Why Environmentalists and Energy Producers Prefer Cap and Trade
Conn Carroll /
The Politico has a story today on the Warner/Lieberman cap-and-trade bill expected to win floor consideration later this spring. The article focuses on whether or not the bill should include a cap on the price of carbon credits, and whether or not credits should be given away, or auctioned off to companies. If the cap and trade system is to be in any way effective (and so far Europe’s cap and trade system has been a complete failure), then the issues covered in the Politico article are irrelevant. Whether they are given away or auctioned off, any costs born by manufactures and utility companies will be passed on to the American consumer.
Cap and trade is nothing more than an energy tax in disguise. It works by reducing the demand for energy by increasing its price. It is a regressive tax, as low-income households spend a larger share of their income on energy. The genius of cap-and-trade as opposed to an honest carbon tax, is that the tax is hidden. Instead of a line on a home heating bill itemizing the tax, cap-and-trade hides the costs of reducing carbon emissions through complex transactions that the public never sees. The costs to the economy are real. Heritage calculations show under the Warner/Lieberman bill:
- Total GDP (adjusted for inflation) losses are at least $1.5 trillion and realistically could grow to $4.8 trillion by 2030.
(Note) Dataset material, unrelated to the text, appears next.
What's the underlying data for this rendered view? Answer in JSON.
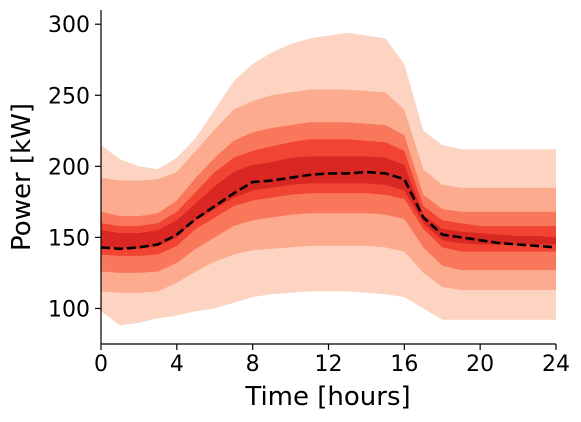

- Single-year GDP losses hit at least $136 billion and realistically could exceed $400 billion.
- Job losses exceed one-half million annually before 2030 and may approach one million in some years.
- The annual cost of emission permits to energy users will be at least $390 billion by 202 and could exceed $690 billion by 2030. To put these numbers in perspective, taxpayers spent $43 billion on the Department of Homeland Security and $549 billion on the Department of Defense in 2007.